Nikita Das, Director PR and Marketing, Taj Diplomatic Enclave, New Delhi, (formerly Taj Palace) said the hospitality industry largely depends on public perception, image projection and acceptance.
“When dealing with the hospitality industry, it is very easy to lose good favour with the public for one reason or another and equally difficult to re-build an image of repute. At this point, the only way to salvage it, is through great hotel marketing and public relations strategies,” she said.

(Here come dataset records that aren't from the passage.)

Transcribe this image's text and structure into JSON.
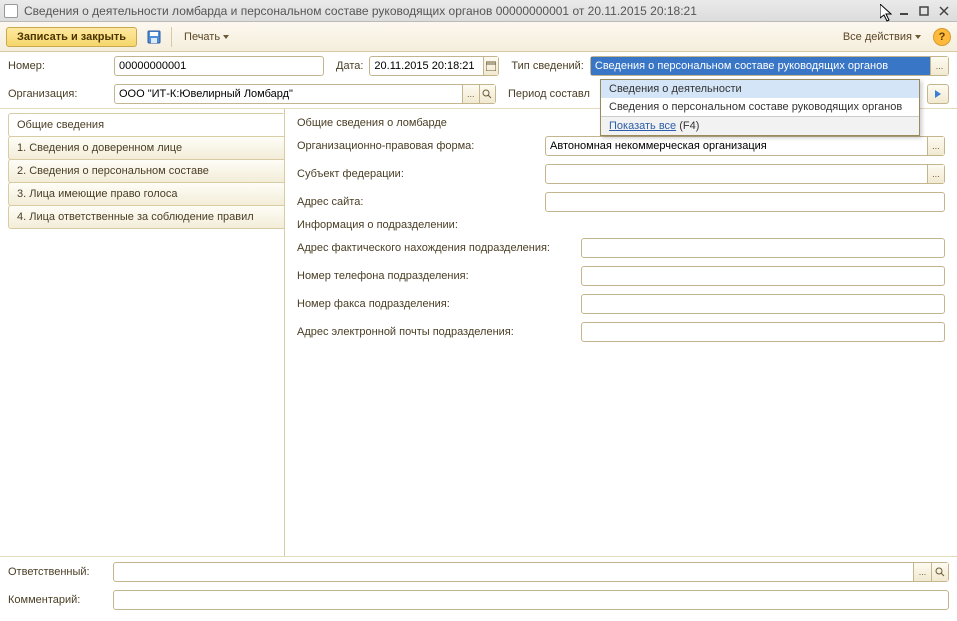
{
  "title": "Сведения о деятельности ломбарда и персональном составе руководящих органов 00000000001 от 20.11.2015 20:18:21",
  "toolbar": {
    "save_close": "Записать и закрыть",
    "print": "Печать",
    "all_actions": "Все действия"
  },
  "filters": {
    "number_label": "Номер:",
    "number_value": "00000000001",
    "date_label": "Дата:",
    "date_value": "20.11.2015 20:18:21",
    "type_label": "Тип сведений:",
    "type_value": "Сведения о персональном составе руководящих органов",
    "org_label": "Организация:",
    "org_value": "ООО \"ИТ-К:Ювелирный Ломбард\"",
    "period_label": "Период составл"
  },
  "tabs": [
    {
      "label": "Общие сведения"
    },
    {
      "label": "1. Сведения о доверенном лице"
    },
    {
      "label": "2. Сведения о персональном составе"
    },
    {
      "label": "3. Лица имеющие право голоса"
    },
    {
      "label": "4. Лица ответственные за соблюдение правил"
    }
  ],
  "form": {
    "header": "Общие сведения о ломбарде",
    "org_form_label": "Организационно-правовая форма:",
    "org_form_value": "Автономная некоммерческая организация",
    "subject_label": "Субъект федерации:",
    "site_label": "Адрес сайта:",
    "div_info": "Информация о подразделении:",
    "div_addr_label": "Адрес фактического нахождения подразделения:",
    "div_phone_label": "Номер телефона подразделения:",
    "div_fax_label": "Номер факса подразделения:",
    "div_email_label": "Адрес электронной почты подразделения:"
  },
  "footer": {
    "resp_label": "Ответственный:",
    "comment_label": "Комментарий:"
  },
  "popup": {
    "item1": "Сведения о деятельности",
    "item2": "Сведения о персональном составе руководящих органов",
    "show_all": "Показать все",
    "show_all_key": "(F4)"
  }
}
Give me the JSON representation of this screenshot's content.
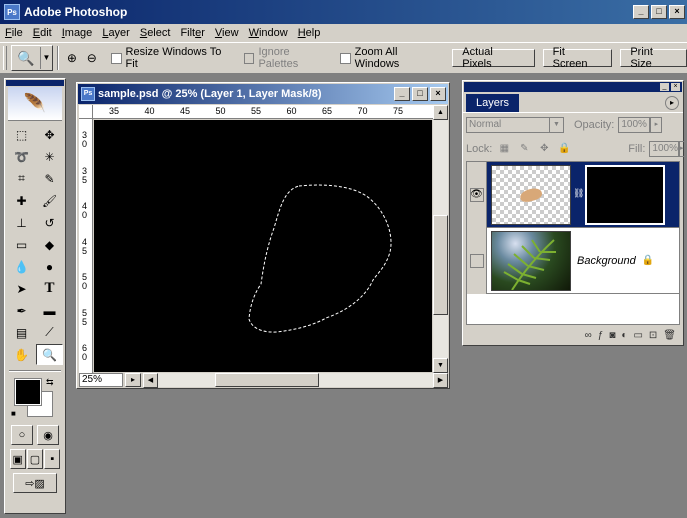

“Today’s PR requires a sound social media strategy that is based on the insights of the evolving audience network, their preferences, the topics that get their interest, and trends in participant behavior,” she added.
Another veteran, the Director of Communications at Shangri-La’s Eros Hotel, New Delhi, Anjori Kumar says that the digital market has grown exponentially and is becoming more and more user-friendly, making it quicker to disseminate information for everyone to see. This is both an opportunity as well as a risk, as social media and reputation management go hand in hand.
“PR professionals are increasingly turning to technology that goes beyond traditional media monitoring to analyze large volumes of data to determine the true impact of PR efforts and spend. Although keeping up with the changing PR environment is a challenge, an enormous amount of opportunity has opened up for brands and the public to connect. We are in a better position than ever to share our message and reach our audience in stimulating, diverse, and effective ways,” she said.
Arpana Pradhan, Marketing Communications Manager at Andaz Delhi, considers herself lucky as she grew along with the advent of social and digital takeover in the PR world. “Perhaps the inclination towards social media for PR was natural as we saw it coming and grew along with it and today it is one of the key additions that help PR of any industry. The pace of change in public relations has never been faster than it is today,” she said.
Pradhan believes that a PR’s role these days is less about selling and more about telling stories that engage prospects or customers, and visual storytelling is of more impact than ever. “Traditional print media is not going away any time soon, but in recent years, social and digital platforms have been extremely dominating,” she added.